Even before I knew Cannabis was medicinal, I knew it was doing something positive.

Photo by Laura Lee

Jenn Doe’s story is that of a mother, a pioneer, a Cannabis Cup-winning hash maker in a male-dominated scene, a survivor of a near death experience, and a fighter for the right to use and share plant and animal based medicines. As a patient herself using Cannabis to combat symptoms of Long Lyme Disease, she’s researched and embarked on a journey for health that has included using African Tree Frog Kambo therapy, snake and tarantula venom treatments, and plant-based medicines like psilocybin and other psychedelics to heal her body, mind and spirit. We sat down with Jenn over Zoom from Utah – her childhood home that she’s now returned to, spreading the good word of Cannabis and helping remove the stigma surrounding patients and recreational users alike.

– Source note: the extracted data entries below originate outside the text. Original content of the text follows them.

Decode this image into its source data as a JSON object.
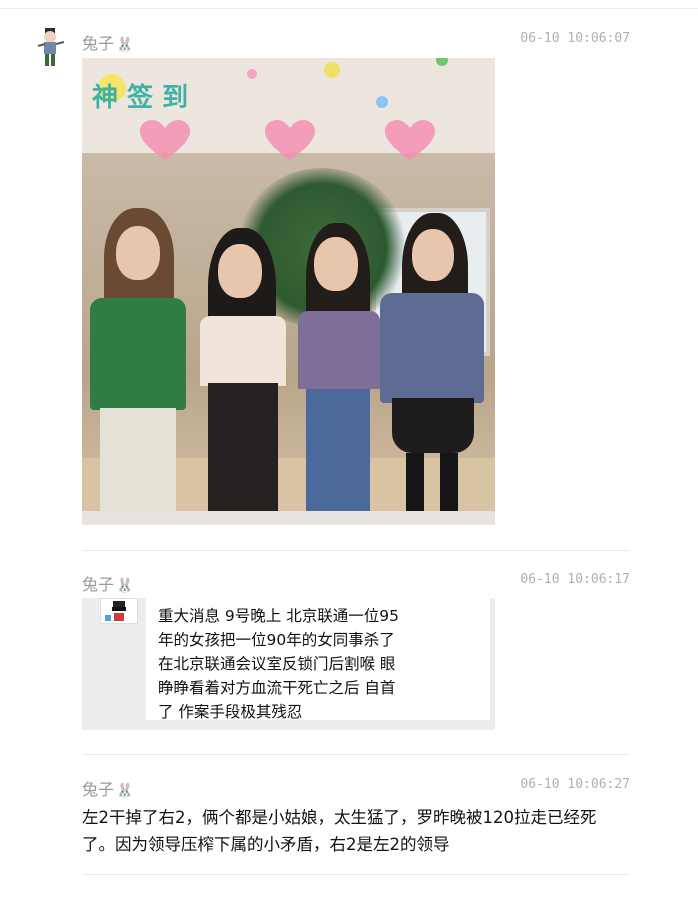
{
  "messages": [
    {
      "author": "兔子",
      "author_badge": "🐰",
      "time": "06-10 10:06:07",
      "photo": {
        "banner_text": "神 签 到"
      }
    },
    {
      "author": "兔子",
      "author_badge": "🐰",
      "time": "06-10 10:06:17",
      "forwarded_text": "重大消息 9号晚上 北京联通一位95年的女孩把一位90年的女同事杀了 在北京联通会议室反锁门后割喉 眼睁睁看着对方血流干死亡之后 自首了 作案手段极其残忍"
    },
    {
      "author": "兔子",
      "author_badge": "🐰",
      "time": "06-10 10:06:27",
      "text": "左2干掉了右2，俩个都是小姑娘，太生猛了，罗昨晚被120拉走已经死了。因为领导压榨下属的小矛盾，右2是左2的领导"
    }
  ],
  "colors": {
    "meta_gray": "#9a9a9a",
    "time_gray": "#b0b0b0",
    "divider": "#eaeaea",
    "heart_pink": "#f48fb1"
  }
}
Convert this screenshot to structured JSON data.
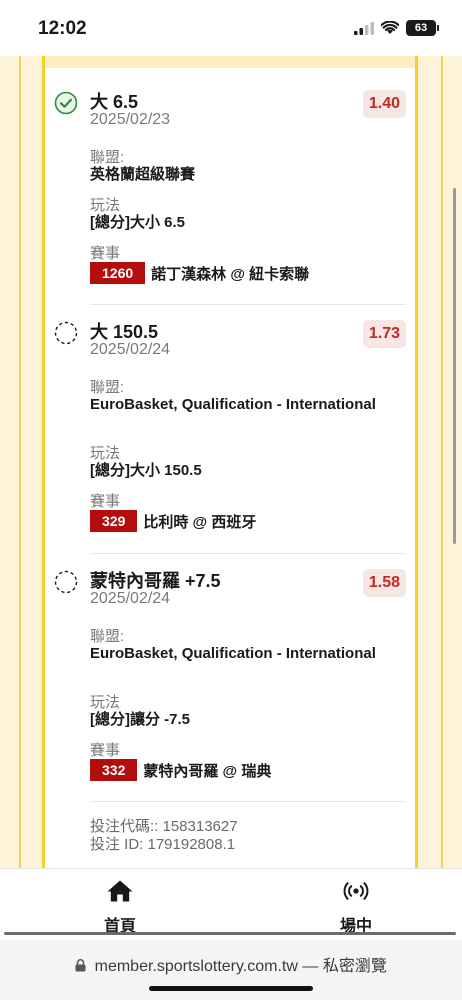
{
  "status_bar": {
    "time": "12:02",
    "battery": "63"
  },
  "bets": [
    {
      "status": "won",
      "title": "大 6.5",
      "date": "2025/02/23",
      "odds": "1.40",
      "league_label": "聯盟:",
      "league": "英格蘭超級聯賽",
      "play_label": "玩法",
      "play": "[總分]大小 6.5",
      "match_label": "賽事",
      "match_code": "1260",
      "match_name": "諾丁漢森林 @ 紐卡索聯"
    },
    {
      "status": "pending",
      "title": "大 150.5",
      "date": "2025/02/24",
      "odds": "1.73",
      "league_label": "聯盟:",
      "league": "EuroBasket, Qualification - International",
      "play_label": "玩法",
      "play": "[總分]大小 150.5",
      "match_label": "賽事",
      "match_code": "329",
      "match_name": "比利時 @ 西班牙"
    },
    {
      "status": "pending",
      "title": "蒙特內哥羅 +7.5",
      "date": "2025/02/24",
      "odds": "1.58",
      "league_label": "聯盟:",
      "league": "EuroBasket, Qualification - International",
      "play_label": "玩法",
      "play": "[總分]讓分 -7.5",
      "match_label": "賽事",
      "match_code": "332",
      "match_name": "蒙特內哥羅 @ 瑞典"
    }
  ],
  "bet_info": {
    "code_line": "投注代碼:: 158313627",
    "id_line": "投注 ID: 179192808.1"
  },
  "bottom_nav": {
    "home_label": "首頁",
    "live_label": "場中"
  },
  "browser": {
    "url": "member.sportslottery.com.tw",
    "mode_text": "— 私密瀏覽"
  },
  "colors": {
    "accent_yellow": "#f5cf2c",
    "page_background": "#fdf3d8",
    "odds_text": "#c12a22",
    "match_code_bg": "#b30d0d",
    "won_green": "#2e8b3a"
  },
  "icons": {
    "won": "check-circle-icon",
    "pending": "dashed-circle-icon",
    "home": "home-icon",
    "live": "broadcast-icon",
    "lock": "lock-icon"
  }
}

How did you start your relationship with Cannabis?
When I was 14 I started smoking. My parents were closet smokers – they kinda hid it from me – and friends at school wanted to smoke. When I was 16, I got my hands on my first seeds and grew them out in my closet. By then my parents weren’t so awful about it, but my mom did keep telling me to get rid of the plants because they were stinky.

Did you fall in love with growing from the start?
I did! It was so expensive to buy it and I realized that I could take my own seeds and grow this plant. … My first grow setup was literally my closet. Back then it was really hard to find any information about growing and we didn’t bring it up because it was so illegal. When I could get my hands on High Times, I read it – but even that was very rare to stumble across at a 7-11.

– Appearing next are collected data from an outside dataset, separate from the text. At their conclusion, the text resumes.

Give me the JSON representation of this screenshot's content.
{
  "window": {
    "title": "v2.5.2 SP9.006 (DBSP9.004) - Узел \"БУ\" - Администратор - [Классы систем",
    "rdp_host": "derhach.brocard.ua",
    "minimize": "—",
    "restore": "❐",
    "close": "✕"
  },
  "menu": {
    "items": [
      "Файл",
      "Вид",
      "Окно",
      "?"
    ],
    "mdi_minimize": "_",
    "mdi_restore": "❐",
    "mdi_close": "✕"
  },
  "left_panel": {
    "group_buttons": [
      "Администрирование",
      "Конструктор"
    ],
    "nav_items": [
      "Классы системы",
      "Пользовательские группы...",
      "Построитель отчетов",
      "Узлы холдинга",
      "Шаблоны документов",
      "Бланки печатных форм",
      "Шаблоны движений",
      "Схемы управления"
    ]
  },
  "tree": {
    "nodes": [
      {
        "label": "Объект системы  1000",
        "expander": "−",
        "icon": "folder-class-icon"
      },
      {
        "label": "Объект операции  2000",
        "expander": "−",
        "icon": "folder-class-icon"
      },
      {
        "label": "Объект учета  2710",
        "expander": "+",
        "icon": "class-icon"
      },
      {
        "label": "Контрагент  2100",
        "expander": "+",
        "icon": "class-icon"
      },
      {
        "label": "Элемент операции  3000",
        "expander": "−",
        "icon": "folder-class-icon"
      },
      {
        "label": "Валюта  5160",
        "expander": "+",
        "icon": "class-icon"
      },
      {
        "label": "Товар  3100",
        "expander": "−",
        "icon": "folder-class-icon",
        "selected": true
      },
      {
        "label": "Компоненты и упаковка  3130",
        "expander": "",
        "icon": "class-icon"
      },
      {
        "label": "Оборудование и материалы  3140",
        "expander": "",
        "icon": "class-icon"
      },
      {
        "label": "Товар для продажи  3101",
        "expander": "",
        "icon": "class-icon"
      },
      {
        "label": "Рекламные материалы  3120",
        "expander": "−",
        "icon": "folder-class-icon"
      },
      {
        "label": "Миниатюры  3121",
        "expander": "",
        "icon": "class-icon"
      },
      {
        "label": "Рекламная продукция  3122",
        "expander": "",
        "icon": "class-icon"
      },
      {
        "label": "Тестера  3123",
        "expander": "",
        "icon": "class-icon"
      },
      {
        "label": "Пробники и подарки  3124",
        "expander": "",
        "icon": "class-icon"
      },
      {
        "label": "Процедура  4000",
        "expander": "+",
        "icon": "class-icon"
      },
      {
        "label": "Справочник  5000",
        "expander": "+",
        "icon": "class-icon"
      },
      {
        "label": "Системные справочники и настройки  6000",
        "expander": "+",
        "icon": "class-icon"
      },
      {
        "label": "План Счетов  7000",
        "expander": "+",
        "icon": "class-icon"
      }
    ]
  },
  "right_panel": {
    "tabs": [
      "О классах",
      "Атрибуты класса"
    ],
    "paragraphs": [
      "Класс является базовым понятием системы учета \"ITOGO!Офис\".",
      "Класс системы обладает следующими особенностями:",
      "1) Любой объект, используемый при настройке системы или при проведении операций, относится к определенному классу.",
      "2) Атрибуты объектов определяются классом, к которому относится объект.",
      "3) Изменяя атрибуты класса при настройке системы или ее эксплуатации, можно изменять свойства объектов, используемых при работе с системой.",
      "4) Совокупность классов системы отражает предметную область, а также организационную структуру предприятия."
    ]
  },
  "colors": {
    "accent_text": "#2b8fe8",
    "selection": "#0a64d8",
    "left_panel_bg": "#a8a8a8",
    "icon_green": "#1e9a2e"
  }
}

How did you get involved in the medical side of Cannabis?
My grandmother had cancer, and I had been selling weed on the black market. I’d heard that Cannabis was helpful for cancer, and I was finally able to gather enough info to present to her as an alternative to eliminate the cancer. I had all this weed, but I didn’t know how to make it into medicine. By the time I figured it out, my grandma actually died – so that was very hard for me. I still feel that if I had access to the information, I could have helped more – which drove me into the medical aspect of Cannabis even further.

How did it feel to go from the restrictive Utah environment into the more open, medical Cannabis world?
When I moved to Washington in 2013 [where medical and recreational use were legal], I realized that I could share this info and not be worried about someone hunting me down and throwing me into prison. So I decided to share as much as I could! Coming from Utah, it was very freeing. It took a long time to get out of the Utah mindset of being anxious about smoking Cannabis somewhere that wasn’t hidden.

Once you settled in, you started making solventless ice water hash – how did that happen?
When I first started, I was shooting in the dark. I’d made old-school pressed hash, but I had no idea if I was making the six star-style bubble hash right. I had been pushed out of a BHO lab because I was a girl and my partners didn’t give me that opportunity … I wanted something that could be mine, so I started making hash!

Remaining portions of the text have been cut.